ジャン・コクトーがこのバレエのために書き下ろした台本はナンセンスの極みだった。架蔵している筈の堀口大學訳のテクストがどうしても出てこないので、英文ウィキペディアから粗筋を引くと、
新婚カップルが革命記念日(7月14日)に婚礼の朝食のためエッフェル塔の展望台のテーブルに就く。来賓が勿体ぶってスピーチ。猫背の写真屋が一同に向かって「はーい皆さん、カメラを見て」と叫ぶと、その場にいきなり電報局が出現する。ライオンが登場し、来賓の一人を朝食に平らげたあと「未来の子供」なる奇怪な人物が現れ、周囲を皆殺しにする。かくて宴会はお開きになり、バレエも幕となる。

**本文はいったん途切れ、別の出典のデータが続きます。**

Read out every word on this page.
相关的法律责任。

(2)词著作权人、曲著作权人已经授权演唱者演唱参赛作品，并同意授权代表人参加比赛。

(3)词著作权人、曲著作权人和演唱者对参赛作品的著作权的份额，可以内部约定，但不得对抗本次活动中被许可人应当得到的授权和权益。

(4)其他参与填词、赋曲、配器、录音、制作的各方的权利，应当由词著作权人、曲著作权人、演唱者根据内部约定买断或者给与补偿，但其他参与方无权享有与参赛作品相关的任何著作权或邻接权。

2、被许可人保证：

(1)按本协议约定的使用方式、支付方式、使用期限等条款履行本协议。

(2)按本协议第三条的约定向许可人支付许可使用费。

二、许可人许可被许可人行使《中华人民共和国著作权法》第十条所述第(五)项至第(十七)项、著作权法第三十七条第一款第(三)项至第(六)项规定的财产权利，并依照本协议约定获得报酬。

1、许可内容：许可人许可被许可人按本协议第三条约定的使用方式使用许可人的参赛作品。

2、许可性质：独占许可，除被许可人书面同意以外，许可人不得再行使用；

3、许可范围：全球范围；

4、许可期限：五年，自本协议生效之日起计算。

荒唐無稽なバレエなので説明に窮するばかりだが、初演の舞台では朝顔型のスピーカーを携えた語り手が二人(コクトー自身とピエール・ベルタン)が両袖に鎮座して、適宜ストーリーを解説したという(
→語り手コクトー)。
振付はバレエ・シュエドワの他の演目と同様にジャン・ボルランが手がけ、舞台装置はイレーネ・ラギュ(
→これ)、衣裳はジャン・ユゴー(
→これ)がそれぞれ担当した。残された数葉の舞台写真はこの笑劇がいかに人を喰った奇抜なスペクタクルだったかを彷彿とさせる(
→これ、
→これ、
→これ、
→これ)。
《エッフェル塔の花嫁花婿》はその後1923年のバレエ・シュエドワ米国巡業時NYで上演されたものの、同バレエ団の解散後は顧みられることなく、僅かに「狂乱の1920年代」を象徴する徒花的な出来事として回想されるに留まった。楽譜も出版されることなく、公演時の総譜は永らく行方不明となった。